Pubdate: Sat, 06 Oct 2007
Source: London Free Press (CN ON)
Copyright: 2007 The London Free Press
Contact: http://www.lfpress.com/cgi-bin/comments.cgi?c=letters_editor
Website: http://www.lfpress.com/
Details: http://www.mapinc.org/media/243
Author: Terri Theodore, Canadian Press
Cited: Beyond Prohibition Coalition http://www.beyondprohibition.org
Bookmark: http://www.mapinc.org/mjcn.htm (Marijuana - Canada)
Bookmark: http://www.mapinc.org/hr.htm (Harm Reduction)
Bookmark: http://www.mapinc.org/find?199 (Mandatory Minimum Sentencing)
Bookmark: http://www.mapinc.org/find?142 (Supervised Injection Sites)

CONSERVATIVE ANTI-DRUG PLAN BLASTED

Critics Call It Everything From Politically Opportunistic to a Threat
to Civil Liberties.

VANCOUVER -- Critics of the Conservative government's anti-drug plan
are calling it everything from naive to politically opportunistic and
a threat to the civil liberties of Canadians.

A coalition of Vancouver health and social groups says prison terms
and attempts to scare users straight won't solve Canada's illegal drug
problem.

"You just can't incarcerate your way out of this," former Vancouver
mayor Philip Owen, a member of the Beyond Prohibition Coalition, said
yesterday. "The United States locks down 2.3 million people every night."

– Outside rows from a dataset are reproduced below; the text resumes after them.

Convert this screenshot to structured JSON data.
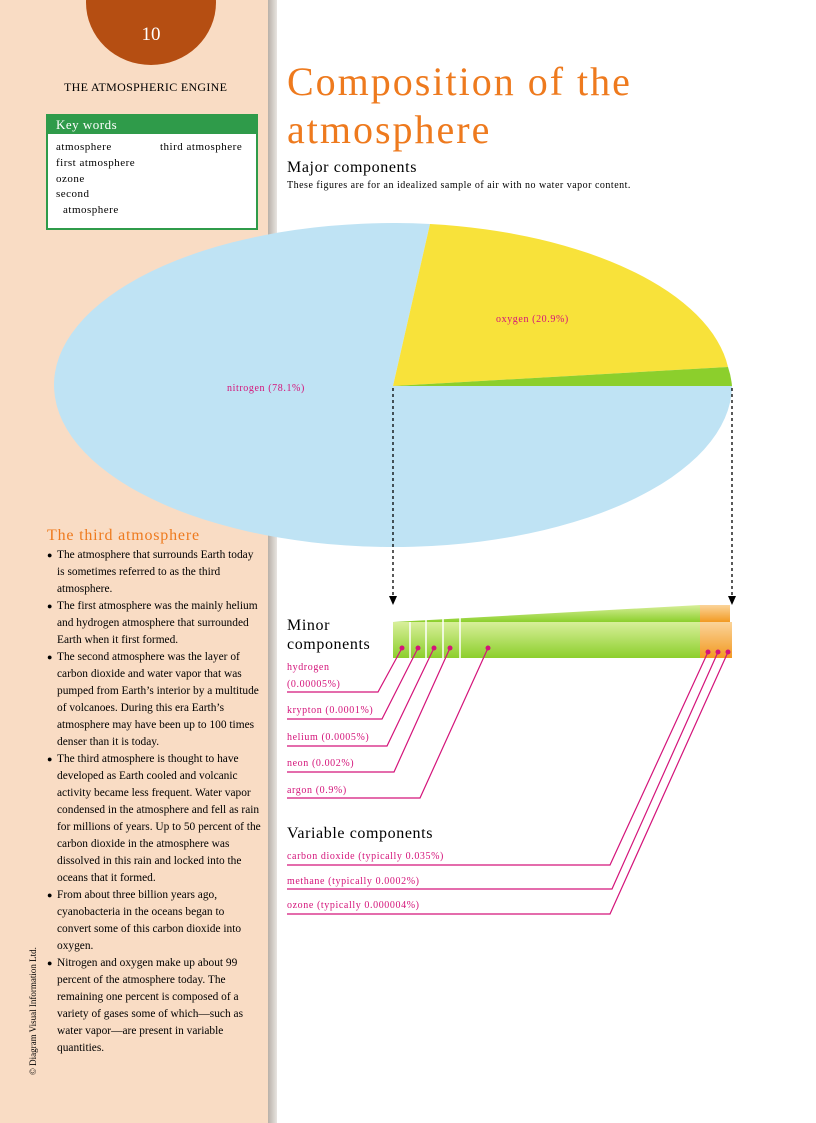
{
  "page_number": "10",
  "running_head": "THE ATMOSPHERIC ENGINE",
  "key_words": {
    "title": "Key words",
    "items": [
      "atmosphere",
      "first atmosphere",
      "ozone",
      "second",
      "atmosphere",
      "third atmosphere"
    ]
  },
  "title": [
    "Composition of the",
    "atmosphere"
  ],
  "major": {
    "heading": "Major components",
    "note": "These figures are for an idealized sample of air with no water vapor content.",
    "labels": [
      "nitrogen (78.1%)",
      "oxygen (20.9%)"
    ]
  },
  "minor": {
    "heading": [
      "Minor",
      "components"
    ],
    "items": [
      [
        "hydrogen",
        "(0.00005%)"
      ],
      [
        "krypton (0.0001%)"
      ],
      [
        "helium (0.0005%)"
      ],
      [
        "neon (0.002%)"
      ],
      [
        "argon (0.9%)"
      ]
    ]
  },
  "variable": {
    "heading": "Variable components",
    "items": [
      "carbon dioxide (typically 0.035%)",
      "methane (typically 0.0002%)",
      "ozone (typically 0.000004%)"
    ]
  },
  "sidebar": {
    "heading": "The third atmosphere",
    "bullets": [
      "The atmosphere that surrounds Earth today is sometimes referred to as the third atmosphere.",
      "The first atmosphere was the mainly helium and hydrogen atmosphere that surrounded Earth when it first formed.",
      "The second atmosphere was the layer of carbon dioxide and water vapor that was pumped from Earth’s interior by a multitude of volcanoes. During this era Earth’s atmosphere may have been up to 100 times denser than it is today.",
      "The third atmosphere is thought to have developed as Earth cooled and volcanic activity became less frequent. Water vapor condensed in the atmosphere and fell as rain for millions of years. Up to 50 percent of the carbon dioxide in the atmosphere was dissolved in this rain and locked into the oceans that it formed.",
      "From about three billion years ago, cyanobacteria in the oceans began to convert some of this carbon dioxide into oxygen.",
      "Nitrogen and oxygen make up about 99 percent of the atmosphere today. The remaining one percent is composed of a variety of gases some of which—such as water vapor—are present in variable quantities."
    ]
  },
  "credit": "© Diagram Visual Information Ltd."
}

Owen, an architect of Vancouver's drug safe-injection site, said at a
news conference the Tory government's adoption of policies similar to
the failed war on drugs in the United States is "uninformed."

Prime Minister Stephen Harper, who has been skeptical of the
safe-injection site's claimed harm-reduction benefits, promised
Thursday to put more drug dealers behind bars and help drug users kick
their habits in the $64-million anti-drug plan.

Another coalition member, former B.C. provincial court judge Jerry
Paradis, said illegal drugs have been used as a political gimmick by
prime ministers for decades. "Stephen Harper has just discovered the
political usefulness of drugs finally and that all of this is
posturing leading up to a federal election,"

The issue is personal for drug addict Dean Wilson, who showed up late
and dishevelled to speak to the media.

He said he's still trying to comprehend what the government is
attempting to do.

"If he came down here and saw what was going on, I think he would
change his mind," Wilson said, pointing out the window to Vancouver's
gritty Downtown Eastside, Ground Zero of the West Coast's drug problem.

"Dead people don't detox. We've got to keep them alive long enough to
make the right decision."

Harper noted during his announcement that two-thirds of the funding
will go to prevention and treatment for addicts and to promotional
campaigns to keep people away from drugs.

The coalition said harm reduction should be the centre of a government
strategy that includes not only treatment but social housing and employment.

On the eve of Harper's announcement, the government announced another
extension of the safe-injection site's special Health Canada licence
to operate, which expires at the end of the year. Supporters had been
worried Ottawa would not renew it.

Ann Livingston from the Vancouver Area Network of Drug Users said the
government needs to stop criminalizing drug users. "Unless Canadians
move forward and change our drug policy and our drugs laws, I think
that we're going to be feeling like we're trying to move a mountain
with a teaspoon," she said

Paradis, a provincial judge for 28 years, agreed crime and drugs can
be related but prohibition and not the drugs themselves are at the
root of the crime.

"I've never had a case of a kid who smoked too much marijuana taking a
pickaxe to somebody else's head at a party," he said referring to
what's believed to have been an alcohol-fuelled fight at a Calgary
party where a 17-year-old was killed last weekend.

The B.C. Civil Liberties Association opposes the approach for
mandatory minimum sentences for serious drug crimes, calling it a
"significant threat to civil liberties."